Your poor, poor girl. Really hate bullies. Hope things get better for her soon xxx

nocoolnamesleft · 16/02/2015 21:03

Well done on being supportive parents. I was bullied all through school. Like most kids I tried to hide it from my parents... but I was actually relieved when they found out. But... if it's coming out now, I would strongly suspect it's been going on a while. My best friend at that age was heavily into dance. Always slim, the dance team started bullying her about her weight. Looking back, I am ashamed I didn't realise sooner, or say something sooner, as she was pushed into an eating disorder. The most important thing is for your dd to know you are 100% on her side, love her, and think she's amazing and worth it. Which your trip to London proved. Let her know she can tell you anything. And that nothing will shock you. Then see if you can set up some girly time together.

The rescue... my parents did that for me 4 times - twice at uni, twice later on for serious illness. Didn't stop me becoming an independent minded professional.
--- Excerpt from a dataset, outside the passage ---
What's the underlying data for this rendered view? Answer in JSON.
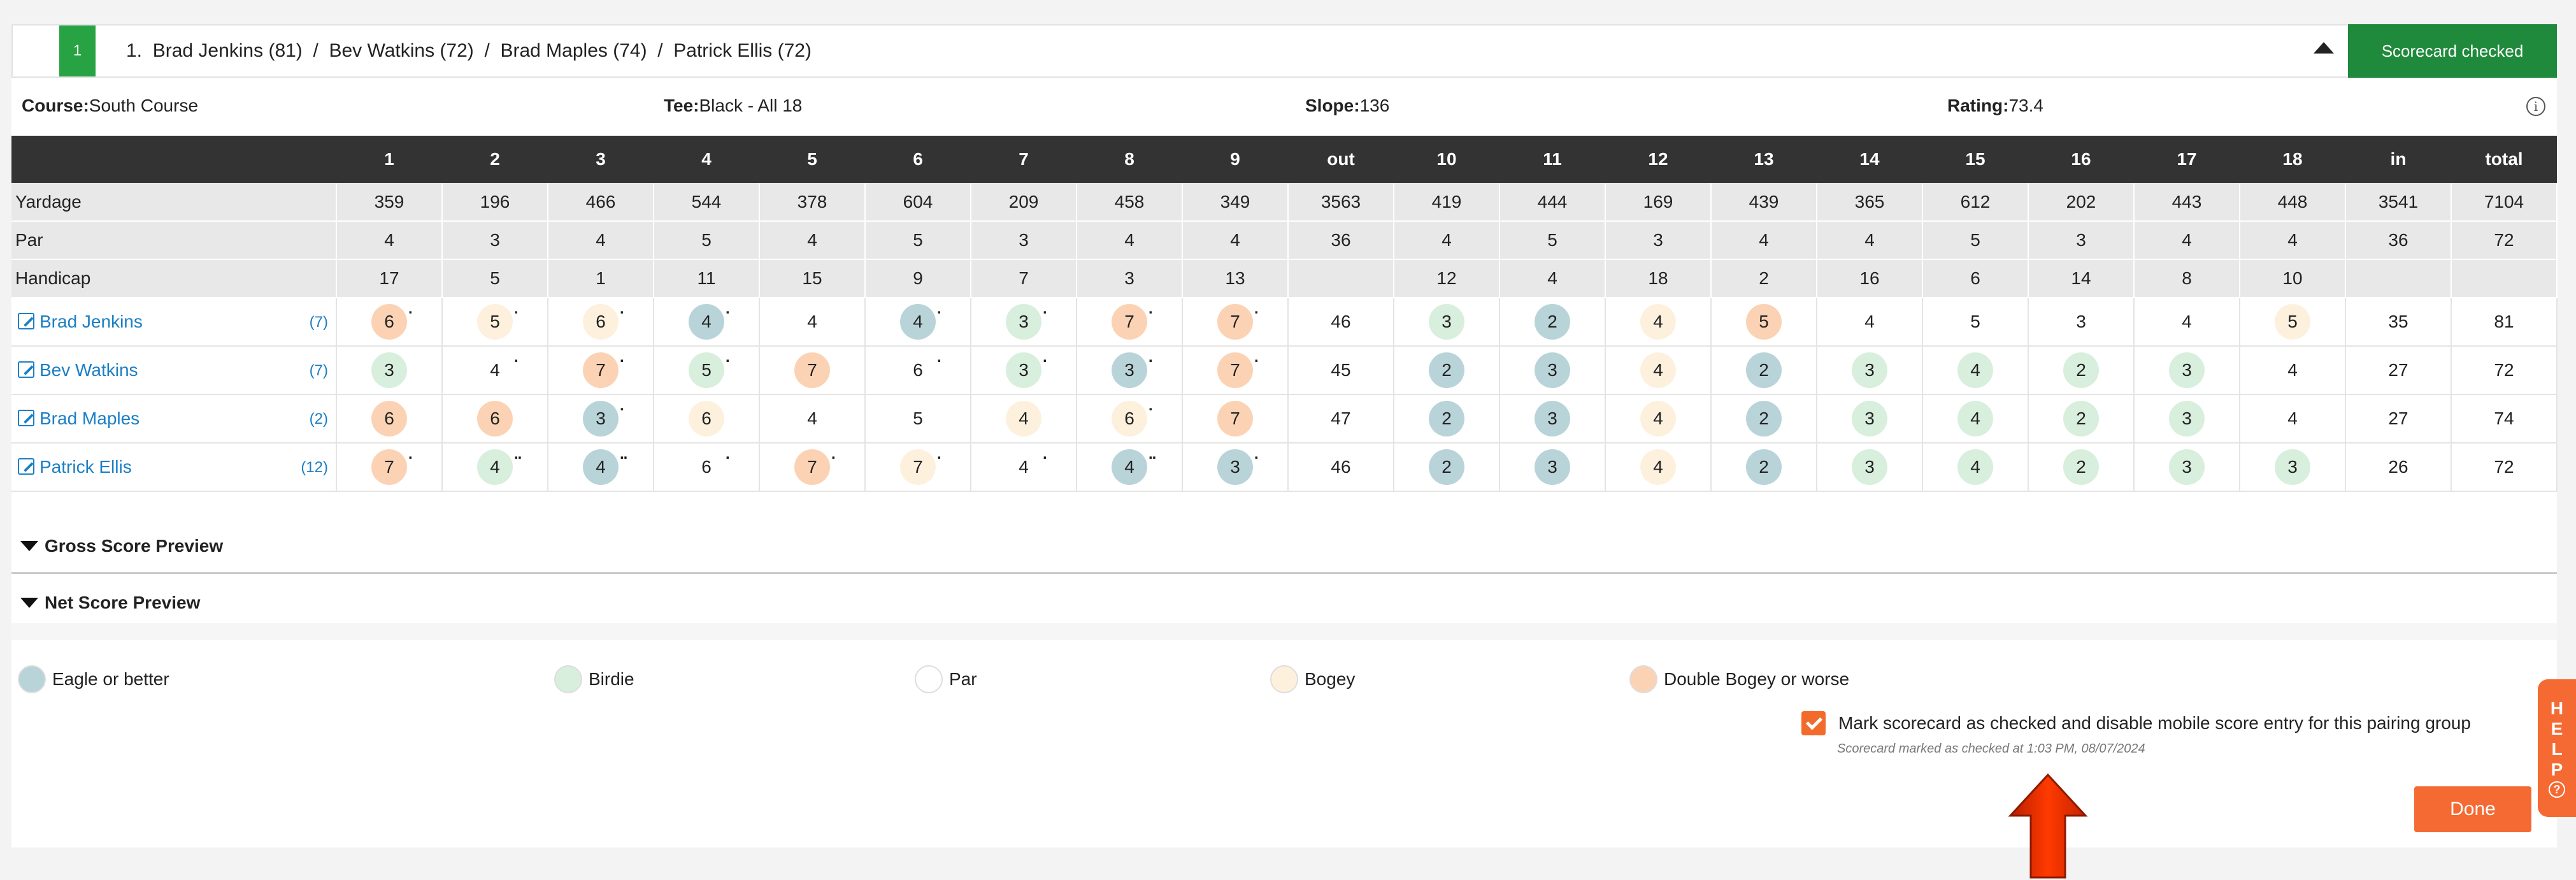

Actually, it probably helped. So I applaud you for doing the right thing.

chinam · 16/02/2015 21:07

Your DD is going to have to be very brave and tell you/teachers what has happened. Staying silent isn't getting her anywhere. She owes these girls no loyalty. I know it's tough to do because I have been there.

chinam · 16/02/2015 21:08

Sorry, also meant to say well done for supporting her.